前年度優勝した時の王道な料理とは違い、食べ始めはいたってシンプルな味だが、一口一口の食べ終わり頃に斬新な味が口の中で広がり、審査員達を魅了していった。
しかし、二品目にまさかのとんでもない事態が起きた。
一品目と同じ味の料理を出してしまった。
笑い飯も一品目と二品目がほとんど同じだったが、笑い飯の場合は味付けが違った。
一方、パクブーブーは隠し味を最大の武器と考えたのか、味付けそのものをまったく同じにしてしまったことが問題だった。
審査員達は食べ始めた直後、一品目ともろかぶりな味に、この料理では優勝させることはできないと悟った。

そこから審査員達の苦悩が始まる。
結果として大会後の各審査員達のコメントからいかに悩んでいたかがうかがえる。

松本人志「いや、ほんと僅差で。もうスリム飯って書いてやろうかと」(笑い飯に投票)

どちらに入れてもおかしくないくらい迷った心境をユーモラスに答えた。

島田紳助「ネタを逆にしていたら全員笑い飯ですよ。それをやっぱり二本目のクオリティーで落ちて、ネタを逆やからスリムクラブというね、とってはいけない人に入れてしまうんですよ」(スリムクラブに投票)

笑い飯へズバリ核心を突いたコメント。

宮迫博之「あの、僕スリムクラブに入れてしまったけど、ボタン押す時にものすごく震えてしまった。これ押してええのかしら」(スリムクラブに投票)

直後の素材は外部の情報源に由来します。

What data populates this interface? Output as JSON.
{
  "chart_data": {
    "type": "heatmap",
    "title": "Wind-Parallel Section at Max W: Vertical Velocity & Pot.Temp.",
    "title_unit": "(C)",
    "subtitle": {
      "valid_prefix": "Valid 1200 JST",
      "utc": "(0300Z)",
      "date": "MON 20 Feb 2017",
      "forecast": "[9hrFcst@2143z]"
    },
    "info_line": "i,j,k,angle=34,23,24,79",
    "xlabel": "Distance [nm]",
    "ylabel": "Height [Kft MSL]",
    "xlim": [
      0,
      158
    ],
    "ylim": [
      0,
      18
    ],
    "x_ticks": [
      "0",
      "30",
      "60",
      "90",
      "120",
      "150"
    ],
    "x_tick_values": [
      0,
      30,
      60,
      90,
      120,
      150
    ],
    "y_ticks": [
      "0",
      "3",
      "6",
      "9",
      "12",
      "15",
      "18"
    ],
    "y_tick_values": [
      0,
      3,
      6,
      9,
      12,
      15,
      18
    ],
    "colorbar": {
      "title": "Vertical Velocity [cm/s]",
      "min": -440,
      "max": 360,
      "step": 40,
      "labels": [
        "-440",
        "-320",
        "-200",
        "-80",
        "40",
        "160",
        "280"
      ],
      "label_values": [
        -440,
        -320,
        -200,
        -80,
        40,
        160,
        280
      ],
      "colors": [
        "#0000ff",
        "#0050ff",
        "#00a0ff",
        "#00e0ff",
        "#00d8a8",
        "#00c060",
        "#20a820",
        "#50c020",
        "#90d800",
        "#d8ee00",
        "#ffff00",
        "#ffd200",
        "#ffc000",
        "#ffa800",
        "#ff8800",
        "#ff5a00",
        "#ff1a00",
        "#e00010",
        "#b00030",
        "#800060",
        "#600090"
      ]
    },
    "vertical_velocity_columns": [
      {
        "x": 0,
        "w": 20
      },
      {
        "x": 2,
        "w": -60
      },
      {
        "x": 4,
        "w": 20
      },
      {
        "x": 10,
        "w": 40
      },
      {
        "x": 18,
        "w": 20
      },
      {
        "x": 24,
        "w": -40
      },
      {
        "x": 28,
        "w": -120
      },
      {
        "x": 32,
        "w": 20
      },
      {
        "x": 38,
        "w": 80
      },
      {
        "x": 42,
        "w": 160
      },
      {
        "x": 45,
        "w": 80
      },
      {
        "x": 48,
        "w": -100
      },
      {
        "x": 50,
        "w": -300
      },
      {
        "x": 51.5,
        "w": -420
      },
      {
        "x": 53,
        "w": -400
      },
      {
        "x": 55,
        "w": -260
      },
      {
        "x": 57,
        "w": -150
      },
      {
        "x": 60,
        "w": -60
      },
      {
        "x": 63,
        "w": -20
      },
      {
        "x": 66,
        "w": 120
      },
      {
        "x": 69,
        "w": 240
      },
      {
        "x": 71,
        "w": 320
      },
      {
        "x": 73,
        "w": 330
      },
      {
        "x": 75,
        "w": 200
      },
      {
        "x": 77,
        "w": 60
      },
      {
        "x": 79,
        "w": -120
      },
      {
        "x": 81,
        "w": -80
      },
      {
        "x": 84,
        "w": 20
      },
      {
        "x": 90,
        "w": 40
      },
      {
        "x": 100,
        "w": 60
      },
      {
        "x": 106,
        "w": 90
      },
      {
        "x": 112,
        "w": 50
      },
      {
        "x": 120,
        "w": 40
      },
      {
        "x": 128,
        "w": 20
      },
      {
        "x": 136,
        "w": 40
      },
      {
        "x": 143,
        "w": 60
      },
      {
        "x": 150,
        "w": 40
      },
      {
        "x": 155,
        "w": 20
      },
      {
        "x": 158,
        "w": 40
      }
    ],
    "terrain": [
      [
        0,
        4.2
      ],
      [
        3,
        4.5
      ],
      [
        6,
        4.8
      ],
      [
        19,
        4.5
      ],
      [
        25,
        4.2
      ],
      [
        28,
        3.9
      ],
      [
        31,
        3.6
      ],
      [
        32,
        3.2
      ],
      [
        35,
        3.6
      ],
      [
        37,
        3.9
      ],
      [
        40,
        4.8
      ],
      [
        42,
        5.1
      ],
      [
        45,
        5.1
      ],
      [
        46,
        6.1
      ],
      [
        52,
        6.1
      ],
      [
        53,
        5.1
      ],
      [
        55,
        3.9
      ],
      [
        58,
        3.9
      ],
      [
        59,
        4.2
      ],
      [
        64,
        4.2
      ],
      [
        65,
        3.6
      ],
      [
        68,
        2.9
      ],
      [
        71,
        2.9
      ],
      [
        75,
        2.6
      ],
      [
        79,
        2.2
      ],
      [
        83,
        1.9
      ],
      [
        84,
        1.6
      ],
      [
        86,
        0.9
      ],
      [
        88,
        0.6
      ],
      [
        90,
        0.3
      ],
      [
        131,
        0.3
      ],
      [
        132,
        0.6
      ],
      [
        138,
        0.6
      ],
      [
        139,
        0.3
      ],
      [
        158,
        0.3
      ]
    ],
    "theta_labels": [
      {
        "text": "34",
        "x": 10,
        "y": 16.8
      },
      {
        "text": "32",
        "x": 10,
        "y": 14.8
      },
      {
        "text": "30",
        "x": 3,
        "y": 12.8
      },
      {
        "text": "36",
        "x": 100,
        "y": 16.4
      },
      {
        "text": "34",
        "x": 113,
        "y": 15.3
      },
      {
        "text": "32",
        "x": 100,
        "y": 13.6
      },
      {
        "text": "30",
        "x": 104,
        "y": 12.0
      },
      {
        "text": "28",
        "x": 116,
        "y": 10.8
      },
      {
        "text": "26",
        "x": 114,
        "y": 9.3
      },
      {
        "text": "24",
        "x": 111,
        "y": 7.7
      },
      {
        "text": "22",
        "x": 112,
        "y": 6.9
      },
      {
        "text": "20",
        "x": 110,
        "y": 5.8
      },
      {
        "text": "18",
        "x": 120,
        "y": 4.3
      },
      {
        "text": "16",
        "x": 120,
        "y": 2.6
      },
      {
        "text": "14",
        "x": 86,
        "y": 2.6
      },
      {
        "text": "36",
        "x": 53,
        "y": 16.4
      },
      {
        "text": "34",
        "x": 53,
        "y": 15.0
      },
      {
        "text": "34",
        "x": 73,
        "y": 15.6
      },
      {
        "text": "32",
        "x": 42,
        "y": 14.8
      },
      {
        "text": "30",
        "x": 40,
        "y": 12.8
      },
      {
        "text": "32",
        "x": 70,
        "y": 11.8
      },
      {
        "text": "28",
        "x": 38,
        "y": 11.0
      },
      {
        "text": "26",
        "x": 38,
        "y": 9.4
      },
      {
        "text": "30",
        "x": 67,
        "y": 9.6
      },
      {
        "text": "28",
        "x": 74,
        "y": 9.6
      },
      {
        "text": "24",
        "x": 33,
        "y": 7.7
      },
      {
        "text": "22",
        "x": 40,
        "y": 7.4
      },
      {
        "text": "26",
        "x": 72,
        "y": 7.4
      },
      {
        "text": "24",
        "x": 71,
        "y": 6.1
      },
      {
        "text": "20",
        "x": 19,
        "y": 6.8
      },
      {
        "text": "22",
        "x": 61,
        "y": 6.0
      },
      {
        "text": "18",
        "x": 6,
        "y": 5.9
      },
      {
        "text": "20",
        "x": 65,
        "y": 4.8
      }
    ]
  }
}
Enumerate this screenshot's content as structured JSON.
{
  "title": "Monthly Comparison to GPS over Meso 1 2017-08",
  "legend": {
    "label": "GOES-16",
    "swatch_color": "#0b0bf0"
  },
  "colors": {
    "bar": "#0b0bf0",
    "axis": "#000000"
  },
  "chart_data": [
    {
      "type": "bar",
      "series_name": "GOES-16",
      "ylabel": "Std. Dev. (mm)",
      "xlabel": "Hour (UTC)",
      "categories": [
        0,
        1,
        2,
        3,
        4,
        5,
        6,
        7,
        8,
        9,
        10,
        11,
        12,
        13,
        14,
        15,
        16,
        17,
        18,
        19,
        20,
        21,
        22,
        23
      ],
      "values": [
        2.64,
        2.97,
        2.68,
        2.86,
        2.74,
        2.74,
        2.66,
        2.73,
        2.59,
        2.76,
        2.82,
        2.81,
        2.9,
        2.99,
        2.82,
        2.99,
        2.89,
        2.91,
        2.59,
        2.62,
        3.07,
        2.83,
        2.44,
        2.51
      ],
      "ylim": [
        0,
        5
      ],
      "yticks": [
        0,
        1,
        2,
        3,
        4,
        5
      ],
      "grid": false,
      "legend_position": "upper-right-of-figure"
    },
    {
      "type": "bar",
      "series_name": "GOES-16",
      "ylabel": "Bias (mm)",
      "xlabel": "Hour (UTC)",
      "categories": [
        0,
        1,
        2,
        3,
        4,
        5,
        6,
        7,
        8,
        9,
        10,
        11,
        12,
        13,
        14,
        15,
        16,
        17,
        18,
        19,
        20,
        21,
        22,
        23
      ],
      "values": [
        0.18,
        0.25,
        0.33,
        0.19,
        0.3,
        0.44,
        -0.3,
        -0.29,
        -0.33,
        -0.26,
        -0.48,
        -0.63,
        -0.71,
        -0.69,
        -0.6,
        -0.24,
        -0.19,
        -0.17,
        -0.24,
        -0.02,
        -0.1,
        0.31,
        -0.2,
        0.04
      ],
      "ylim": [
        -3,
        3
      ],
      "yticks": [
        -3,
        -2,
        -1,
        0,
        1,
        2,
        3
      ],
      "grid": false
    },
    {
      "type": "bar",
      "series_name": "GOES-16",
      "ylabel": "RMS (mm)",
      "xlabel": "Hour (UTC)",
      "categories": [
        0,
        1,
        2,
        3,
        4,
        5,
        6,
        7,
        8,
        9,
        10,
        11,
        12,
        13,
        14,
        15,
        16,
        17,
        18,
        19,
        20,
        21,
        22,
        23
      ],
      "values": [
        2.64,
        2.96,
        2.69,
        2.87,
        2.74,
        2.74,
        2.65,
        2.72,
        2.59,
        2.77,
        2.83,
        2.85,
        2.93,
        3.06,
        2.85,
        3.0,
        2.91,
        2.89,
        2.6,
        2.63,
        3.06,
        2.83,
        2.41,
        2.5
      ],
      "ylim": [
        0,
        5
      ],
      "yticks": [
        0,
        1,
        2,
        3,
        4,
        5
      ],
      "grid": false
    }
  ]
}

スリムクラブに投票することに対して戸惑いが生まれるほど、彼らがいかに異彩を放っていたのかが分かる。

渡辺正行「いや~あの、パンクブーブーがね、最後ネタをパターンを変えてくればね」(笑い飯に投票)

やはりパンクブーブーの失敗は誰が見ても明らかだった。

残念ながらパンクブーブーの料理は最初から選考から外れたものの、スリムクラブと笑い飯のどちらが料理王にふさわしいのか見極めが難しかった。
そもそもこの大会は「その日一番おいしい和食」を決めるはず。
スリムクラブの出した料理は非常においしいが、はたしてこれは和食なのか?という疑問符が付く。
あの料理は「和食」というより「超おいしい珍品料理」だった。

では笑い飯の出した料理はというと、一品目こそ至高・究極の料理だったが、二品目があまりにも微妙すぎた。
「その日一番」という観点から見ると妥当とはいえない。
そこで審査員達の投票結果が真っ二つにわかれ、「僅差で笑い飯優勝」につながった。

和食料理王もはや10年。
人気料理人を輩出してきた和食料理王も今回をもって終了する。
存続を希望する声が多いなか、“締め”を飾ったのは9年連続決勝に進出し、見る者を笑いの渦に巻き込んだ「笑い飯」だった。